Minister of Hydraulics and Sanitation of the Islamic Republic of Mauritania
- Incumbent
- Assumed office 6 August 2024
- President: Mohamed Ould Ghazouani
- Prime Minister: Mokhtar Ould Djay

Chief Executive Officer of Mauritania Airlines
- In office 2019–2021

Personal details
- Born: 17 September 1983 (age 42) Brussels, Belgium
- Party: Equity Party (Mauritania)
- Alma mater: École Nationale Supérieure d'Arts et Métiers at Paris 6 University

= Amal mint Maouloud =

Amal mint Maouloud is a Mauritanian engineer and politician of the Equity Party (Mauritania). She has worked as Chief Executive Officer of Mauritania Airlines and in the energy sectors of France and Mauritania. She has served as Minister of Hydraulics and Sanitation in the Government of Mokhtar Ould Djay since 6 August 2024.

== Biography ==
Mint Maouloud was born on 17 September 1983 in Brussels, Belgium. She speaks Arabic, English and French.

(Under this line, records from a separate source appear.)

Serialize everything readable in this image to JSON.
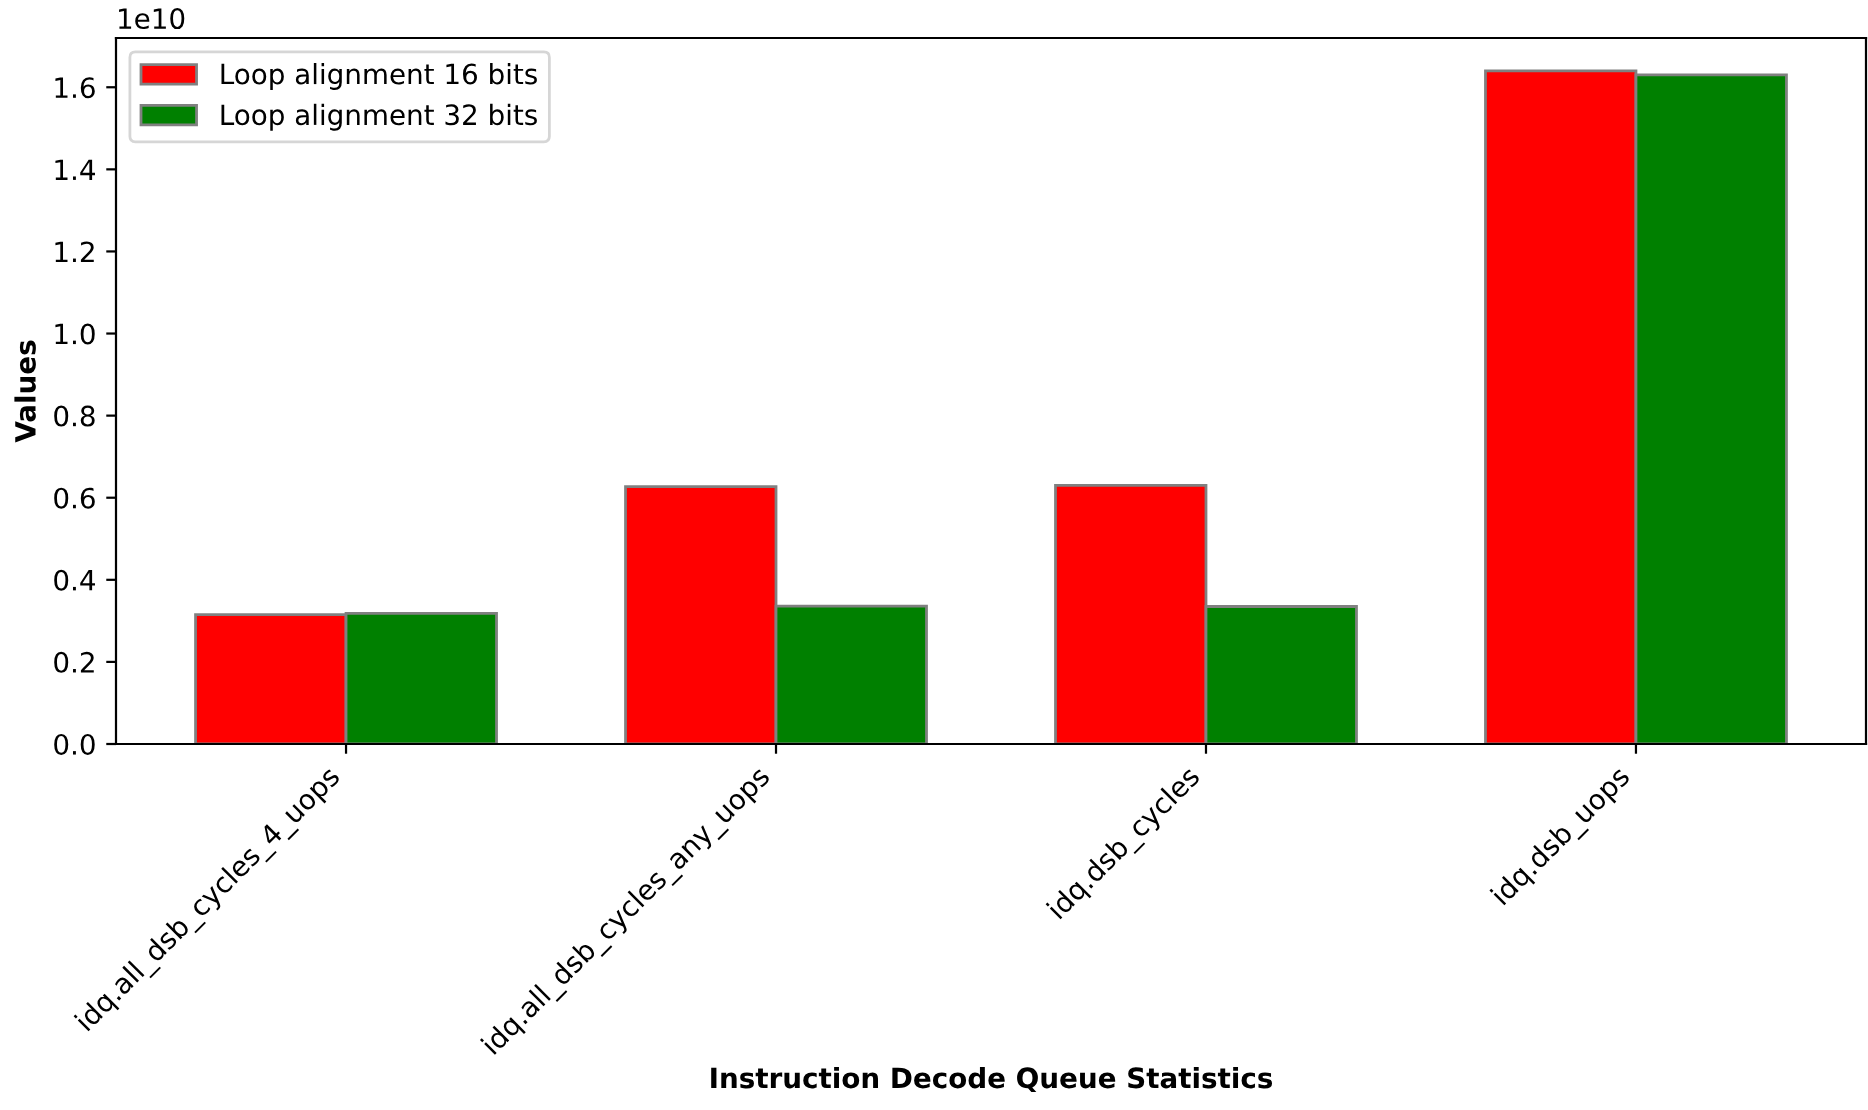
{
  "chart_data": {
    "type": "bar",
    "xlabel": "Instruction Decode Queue Statistics",
    "ylabel": "Values",
    "categories": [
      "idq.all_dsb_cycles_4_uops",
      "idq.all_dsb_cycles_any_uops",
      "idq.dsb_cycles",
      "idq.dsb_uops"
    ],
    "series": [
      {
        "name": "Loop alignment 16 bits",
        "color": "#ff0000",
        "values": [
          0.315,
          0.627,
          0.63,
          1.64
        ]
      },
      {
        "name": "Loop alignment 32 bits",
        "color": "#008000",
        "values": [
          0.318,
          0.336,
          0.335,
          1.63
        ]
      }
    ],
    "ylim": [
      0,
      1.72
    ],
    "yticks": [
      {
        "value": 0,
        "label": "0.0"
      },
      0.2,
      0.4,
      0.6,
      0.8,
      {
        "value": 1,
        "label": "1.0"
      },
      1.2,
      1.4,
      1.6
    ],
    "annotations": [
      "1e10"
    ],
    "legend": "top left",
    "grid": false
  }
}
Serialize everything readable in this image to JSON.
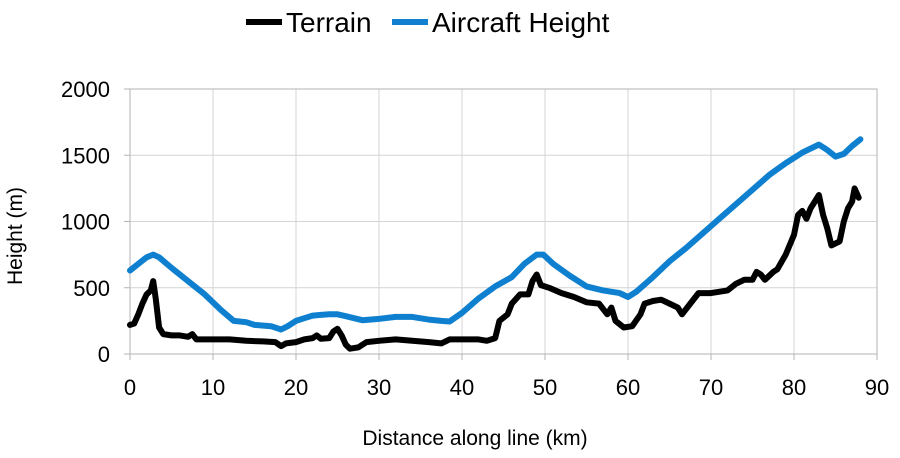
{
  "chart_data": {
    "type": "line",
    "title": "",
    "xlabel": "Distance along line (km)",
    "ylabel": "Height (m)",
    "xlim": [
      0,
      90
    ],
    "ylim": [
      0,
      2000
    ],
    "xticks": [
      "0",
      "10",
      "20",
      "30",
      "40",
      "50",
      "60",
      "70",
      "80",
      "90"
    ],
    "yticks": [
      "0",
      "500",
      "1000",
      "1500",
      "2000"
    ],
    "grid": true,
    "legend_position": "top",
    "series": [
      {
        "name": "Terrain",
        "color": "#000000",
        "points": [
          [
            0,
            220
          ],
          [
            0.5,
            230
          ],
          [
            1,
            300
          ],
          [
            1.5,
            380
          ],
          [
            2,
            450
          ],
          [
            2.5,
            480
          ],
          [
            2.8,
            550
          ],
          [
            3.1,
            420
          ],
          [
            3.5,
            200
          ],
          [
            4,
            150
          ],
          [
            5,
            140
          ],
          [
            6,
            140
          ],
          [
            7,
            130
          ],
          [
            7.5,
            150
          ],
          [
            8,
            110
          ],
          [
            10,
            110
          ],
          [
            12,
            110
          ],
          [
            14,
            100
          ],
          [
            16,
            95
          ],
          [
            17.5,
            90
          ],
          [
            18.2,
            60
          ],
          [
            18.8,
            80
          ],
          [
            20,
            90
          ],
          [
            21,
            110
          ],
          [
            22,
            120
          ],
          [
            22.5,
            140
          ],
          [
            23,
            115
          ],
          [
            24,
            120
          ],
          [
            24.5,
            170
          ],
          [
            25,
            190
          ],
          [
            25.5,
            140
          ],
          [
            26,
            70
          ],
          [
            26.5,
            40
          ],
          [
            27.5,
            50
          ],
          [
            28.5,
            90
          ],
          [
            30,
            100
          ],
          [
            32,
            110
          ],
          [
            34,
            100
          ],
          [
            36,
            90
          ],
          [
            37.5,
            80
          ],
          [
            38.5,
            110
          ],
          [
            40,
            110
          ],
          [
            42,
            110
          ],
          [
            43,
            100
          ],
          [
            44,
            120
          ],
          [
            44.5,
            250
          ],
          [
            45.5,
            300
          ],
          [
            46,
            380
          ],
          [
            47,
            450
          ],
          [
            48,
            450
          ],
          [
            48.5,
            550
          ],
          [
            49,
            600
          ],
          [
            49.5,
            520
          ],
          [
            50.5,
            500
          ],
          [
            52,
            460
          ],
          [
            53.5,
            430
          ],
          [
            55,
            390
          ],
          [
            56.5,
            380
          ],
          [
            57.5,
            300
          ],
          [
            58,
            350
          ],
          [
            58.5,
            250
          ],
          [
            59.5,
            200
          ],
          [
            60.5,
            210
          ],
          [
            61.5,
            300
          ],
          [
            62,
            380
          ],
          [
            63,
            400
          ],
          [
            64,
            410
          ],
          [
            65,
            380
          ],
          [
            66,
            350
          ],
          [
            66.5,
            300
          ],
          [
            67.5,
            380
          ],
          [
            68.5,
            460
          ],
          [
            70,
            460
          ],
          [
            72,
            480
          ],
          [
            73,
            530
          ],
          [
            74,
            560
          ],
          [
            75,
            560
          ],
          [
            75.5,
            620
          ],
          [
            76,
            600
          ],
          [
            76.5,
            560
          ],
          [
            77.5,
            620
          ],
          [
            78,
            640
          ],
          [
            79,
            750
          ],
          [
            80,
            900
          ],
          [
            80.5,
            1050
          ],
          [
            81,
            1080
          ],
          [
            81.5,
            1020
          ],
          [
            82,
            1100
          ],
          [
            82.5,
            1150
          ],
          [
            83,
            1200
          ],
          [
            83.5,
            1050
          ],
          [
            84,
            950
          ],
          [
            84.5,
            820
          ],
          [
            85.5,
            850
          ],
          [
            86,
            1000
          ],
          [
            86.5,
            1100
          ],
          [
            87,
            1150
          ],
          [
            87.3,
            1250
          ],
          [
            87.8,
            1180
          ]
        ]
      },
      {
        "name": "Aircraft Height",
        "color": "#0f80cf",
        "points": [
          [
            0,
            630
          ],
          [
            1,
            680
          ],
          [
            2,
            730
          ],
          [
            2.8,
            750
          ],
          [
            3.5,
            730
          ],
          [
            5,
            650
          ],
          [
            7,
            550
          ],
          [
            9,
            450
          ],
          [
            11,
            330
          ],
          [
            12.5,
            250
          ],
          [
            14,
            240
          ],
          [
            15,
            220
          ],
          [
            17,
            210
          ],
          [
            18.2,
            185
          ],
          [
            19,
            210
          ],
          [
            20,
            250
          ],
          [
            21,
            270
          ],
          [
            22,
            290
          ],
          [
            23,
            295
          ],
          [
            24,
            300
          ],
          [
            25,
            300
          ],
          [
            26,
            285
          ],
          [
            27,
            270
          ],
          [
            28,
            255
          ],
          [
            30,
            265
          ],
          [
            32,
            280
          ],
          [
            34,
            280
          ],
          [
            36,
            260
          ],
          [
            37.5,
            250
          ],
          [
            38.5,
            245
          ],
          [
            40,
            310
          ],
          [
            42,
            420
          ],
          [
            44,
            510
          ],
          [
            46,
            580
          ],
          [
            47.5,
            680
          ],
          [
            49,
            750
          ],
          [
            49.8,
            750
          ],
          [
            51,
            680
          ],
          [
            53,
            590
          ],
          [
            55,
            510
          ],
          [
            57,
            480
          ],
          [
            59,
            460
          ],
          [
            60,
            430
          ],
          [
            61,
            470
          ],
          [
            63,
            580
          ],
          [
            65,
            700
          ],
          [
            67,
            800
          ],
          [
            69,
            910
          ],
          [
            71,
            1020
          ],
          [
            73,
            1130
          ],
          [
            75,
            1240
          ],
          [
            77,
            1350
          ],
          [
            79,
            1440
          ],
          [
            81,
            1520
          ],
          [
            83,
            1580
          ],
          [
            84,
            1540
          ],
          [
            85,
            1490
          ],
          [
            86,
            1510
          ],
          [
            87,
            1570
          ],
          [
            88,
            1620
          ]
        ]
      }
    ]
  }
}
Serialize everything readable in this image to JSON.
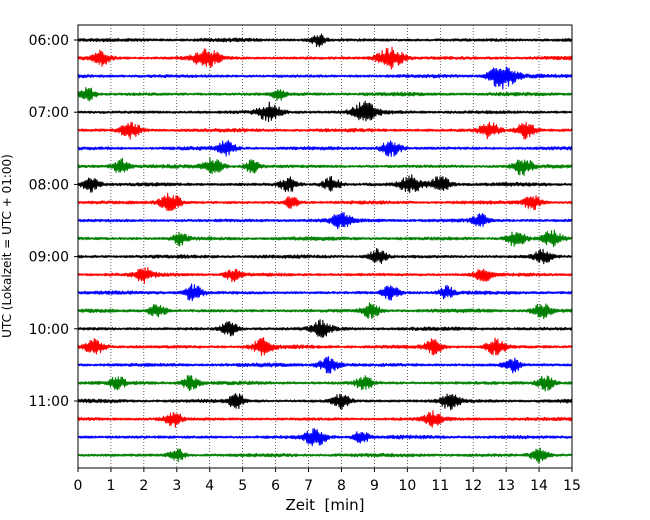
{
  "chart_data": {
    "type": "line",
    "title": "",
    "xlabel": "Zeit  [min]",
    "ylabel": "UTC (Lokalzeit = UTC + 01:00)",
    "xlim": [
      0,
      15
    ],
    "x_ticks": [
      0,
      1,
      2,
      3,
      4,
      5,
      6,
      7,
      8,
      9,
      10,
      11,
      12,
      13,
      14,
      15
    ],
    "grid": "vertical dotted",
    "y_ticks": [
      "06:00",
      "07:00",
      "08:00",
      "09:00",
      "10:00",
      "11:00"
    ],
    "trace_interval_minutes": 15,
    "trace_colors": [
      "#000000",
      "#ff0000",
      "#0000ff",
      "#008000"
    ],
    "series": [
      {
        "start": "06:00",
        "color": "#000000",
        "events": [
          [
            7.3,
            0.35
          ]
        ]
      },
      {
        "start": "06:15",
        "color": "#ff0000",
        "events": [
          [
            0.7,
            0.5
          ],
          [
            3.9,
            0.8
          ],
          [
            9.5,
            0.9
          ]
        ]
      },
      {
        "start": "06:30",
        "color": "#0000ff",
        "events": [
          [
            12.7,
            0.5
          ],
          [
            13.0,
            0.8
          ]
        ]
      },
      {
        "start": "06:45",
        "color": "#008000",
        "events": [
          [
            0.3,
            0.4
          ],
          [
            6.1,
            0.3
          ]
        ]
      },
      {
        "start": "07:00",
        "color": "#000000",
        "events": [
          [
            5.8,
            0.7
          ],
          [
            8.7,
            0.8
          ]
        ]
      },
      {
        "start": "07:15",
        "color": "#ff0000",
        "events": [
          [
            1.6,
            0.6
          ],
          [
            12.5,
            0.6
          ],
          [
            13.6,
            0.6
          ]
        ]
      },
      {
        "start": "07:30",
        "color": "#0000ff",
        "events": [
          [
            4.5,
            0.5
          ],
          [
            9.5,
            0.6
          ]
        ]
      },
      {
        "start": "07:45",
        "color": "#008000",
        "events": [
          [
            1.3,
            0.5
          ],
          [
            4.1,
            0.6
          ],
          [
            5.3,
            0.4
          ],
          [
            13.5,
            0.6
          ]
        ]
      },
      {
        "start": "08:00",
        "color": "#000000",
        "events": [
          [
            0.4,
            0.5
          ],
          [
            6.4,
            0.5
          ],
          [
            7.7,
            0.5
          ],
          [
            10.1,
            0.7
          ],
          [
            11.0,
            0.6
          ]
        ]
      },
      {
        "start": "08:15",
        "color": "#ff0000",
        "events": [
          [
            2.8,
            0.7
          ],
          [
            6.5,
            0.4
          ],
          [
            13.8,
            0.5
          ]
        ]
      },
      {
        "start": "08:30",
        "color": "#0000ff",
        "events": [
          [
            8.0,
            0.6
          ],
          [
            12.2,
            0.4
          ]
        ]
      },
      {
        "start": "08:45",
        "color": "#008000",
        "events": [
          [
            3.1,
            0.4
          ],
          [
            13.3,
            0.6
          ],
          [
            14.4,
            0.6
          ]
        ]
      },
      {
        "start": "09:00",
        "color": "#000000",
        "events": [
          [
            9.1,
            0.5
          ],
          [
            14.1,
            0.5
          ]
        ]
      },
      {
        "start": "09:15",
        "color": "#ff0000",
        "events": [
          [
            2.0,
            0.5
          ],
          [
            4.7,
            0.4
          ],
          [
            12.3,
            0.5
          ]
        ]
      },
      {
        "start": "09:30",
        "color": "#0000ff",
        "events": [
          [
            3.5,
            0.6
          ],
          [
            9.5,
            0.5
          ],
          [
            11.2,
            0.4
          ]
        ]
      },
      {
        "start": "09:45",
        "color": "#008000",
        "events": [
          [
            2.4,
            0.5
          ],
          [
            8.9,
            0.5
          ],
          [
            14.1,
            0.6
          ]
        ]
      },
      {
        "start": "10:00",
        "color": "#000000",
        "events": [
          [
            4.6,
            0.5
          ],
          [
            7.4,
            0.6
          ]
        ]
      },
      {
        "start": "10:15",
        "color": "#ff0000",
        "events": [
          [
            0.5,
            0.6
          ],
          [
            5.6,
            0.6
          ],
          [
            10.8,
            0.5
          ],
          [
            12.7,
            0.6
          ]
        ]
      },
      {
        "start": "10:30",
        "color": "#0000ff",
        "events": [
          [
            7.6,
            0.6
          ],
          [
            13.2,
            0.5
          ]
        ]
      },
      {
        "start": "10:45",
        "color": "#008000",
        "events": [
          [
            1.2,
            0.4
          ],
          [
            3.4,
            0.5
          ],
          [
            8.7,
            0.5
          ],
          [
            14.2,
            0.5
          ]
        ]
      },
      {
        "start": "11:00",
        "color": "#000000",
        "events": [
          [
            4.8,
            0.5
          ],
          [
            8.0,
            0.5
          ],
          [
            11.3,
            0.6
          ]
        ]
      },
      {
        "start": "11:15",
        "color": "#ff0000",
        "events": [
          [
            2.9,
            0.5
          ],
          [
            10.8,
            0.5
          ]
        ]
      },
      {
        "start": "11:30",
        "color": "#0000ff",
        "events": [
          [
            7.2,
            0.7
          ],
          [
            8.6,
            0.4
          ]
        ]
      },
      {
        "start": "11:45",
        "color": "#008000",
        "events": [
          [
            3.0,
            0.4
          ],
          [
            14.0,
            0.5
          ]
        ]
      }
    ]
  }
}
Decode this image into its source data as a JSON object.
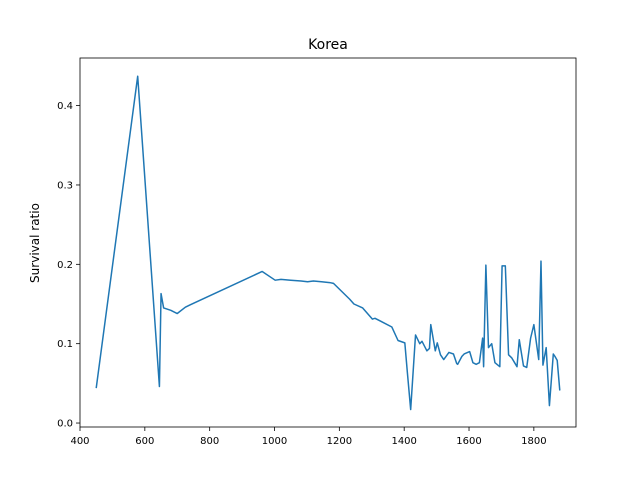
{
  "chart_data": {
    "type": "line",
    "title": "Korea",
    "xlabel": "",
    "ylabel": "Survival ratio",
    "xlim": [
      400,
      1930
    ],
    "ylim": [
      -0.005,
      0.46
    ],
    "xticks": [
      400,
      600,
      800,
      1000,
      1200,
      1400,
      1600,
      1800
    ],
    "xtick_labels": [
      "400",
      "600",
      "800",
      "1000",
      "1200",
      "1400",
      "1600",
      "1800"
    ],
    "yticks": [
      0.0,
      0.1,
      0.2,
      0.3,
      0.4
    ],
    "ytick_labels": [
      "0.0",
      "0.1",
      "0.2",
      "0.3",
      "0.4"
    ],
    "grid": false,
    "legend": "none",
    "series": [
      {
        "color": "#1f77b4",
        "x": [
          450,
          578,
          645,
          650,
          658,
          680,
          700,
          725,
          740,
          962,
          1002,
          1020,
          1050,
          1082,
          1102,
          1120,
          1145,
          1170,
          1182,
          1232,
          1245,
          1272,
          1302,
          1310,
          1362,
          1381,
          1402,
          1410,
          1420,
          1435,
          1448,
          1455,
          1470,
          1478,
          1482,
          1496,
          1502,
          1512,
          1522,
          1538,
          1552,
          1562,
          1565,
          1578,
          1585,
          1602,
          1612,
          1622,
          1632,
          1642,
          1645,
          1652,
          1660,
          1670,
          1680,
          1695,
          1702,
          1708,
          1712,
          1722,
          1732,
          1748,
          1755,
          1768,
          1778,
          1790,
          1800,
          1815,
          1822,
          1828,
          1838,
          1848,
          1860,
          1865,
          1872,
          1880
        ],
        "y": [
          0.044,
          0.437,
          0.046,
          0.163,
          0.145,
          0.142,
          0.138,
          0.146,
          0.149,
          0.191,
          0.18,
          0.181,
          0.18,
          0.179,
          0.178,
          0.179,
          0.178,
          0.177,
          0.176,
          0.156,
          0.15,
          0.145,
          0.131,
          0.132,
          0.121,
          0.104,
          0.101,
          0.063,
          0.017,
          0.111,
          0.1,
          0.103,
          0.091,
          0.094,
          0.124,
          0.091,
          0.101,
          0.086,
          0.08,
          0.089,
          0.087,
          0.075,
          0.074,
          0.084,
          0.087,
          0.09,
          0.076,
          0.074,
          0.076,
          0.107,
          0.071,
          0.199,
          0.095,
          0.1,
          0.076,
          0.071,
          0.198,
          0.198,
          0.198,
          0.086,
          0.082,
          0.071,
          0.105,
          0.072,
          0.07,
          0.107,
          0.124,
          0.08,
          0.204,
          0.073,
          0.095,
          0.022,
          0.087,
          0.084,
          0.079,
          0.041
        ]
      }
    ]
  }
}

Mint Maouloud trained as an engineer, studying Fluid Mechanics and Energy at the École Nationale Supérieure d'Arts et Métiers at Paris 6 University.

After graduating, mint Maouloud worked as a project engineer at the French multinational electric utility company Électricité de France (EDF) from 2008 to 2010. She moved to Mauritania in 2010, where she worked at the National Agency for Renewable Energies (ANADER), and the Mauritanian Electricity Company (SOMELEC).

From 2019 to 2021, mint Maouloud was Chief Executive Officer of Mauritania Airlines. Following this role, she was an International Consultant in the Energy Sector from 2021 to 2024.

Since 6 August 2024, mint Maouloud has served as Minister of Hydraulics and Sanitation in the Government of Mokhtar Ould Djay. She has sought help from China to resolve water issues in the Mauritanian capital city, Nouakchott through the installation of water treatment systems at the Beni Nadji water plant. She has also met with Mohamed Ben Attou, Ambassador of Algeria to Mauritania, has partnered with Morocco on water projects, and held talks with the Secretary-General of the United Nations (UN) Water Convention (UNWater), Sonja Koeppel, in Ljubljana, Slovenia. She has spoken at international events such as a MENA Water Development Finance Forum panel discussion on climate finance and water resources held in Kuwait.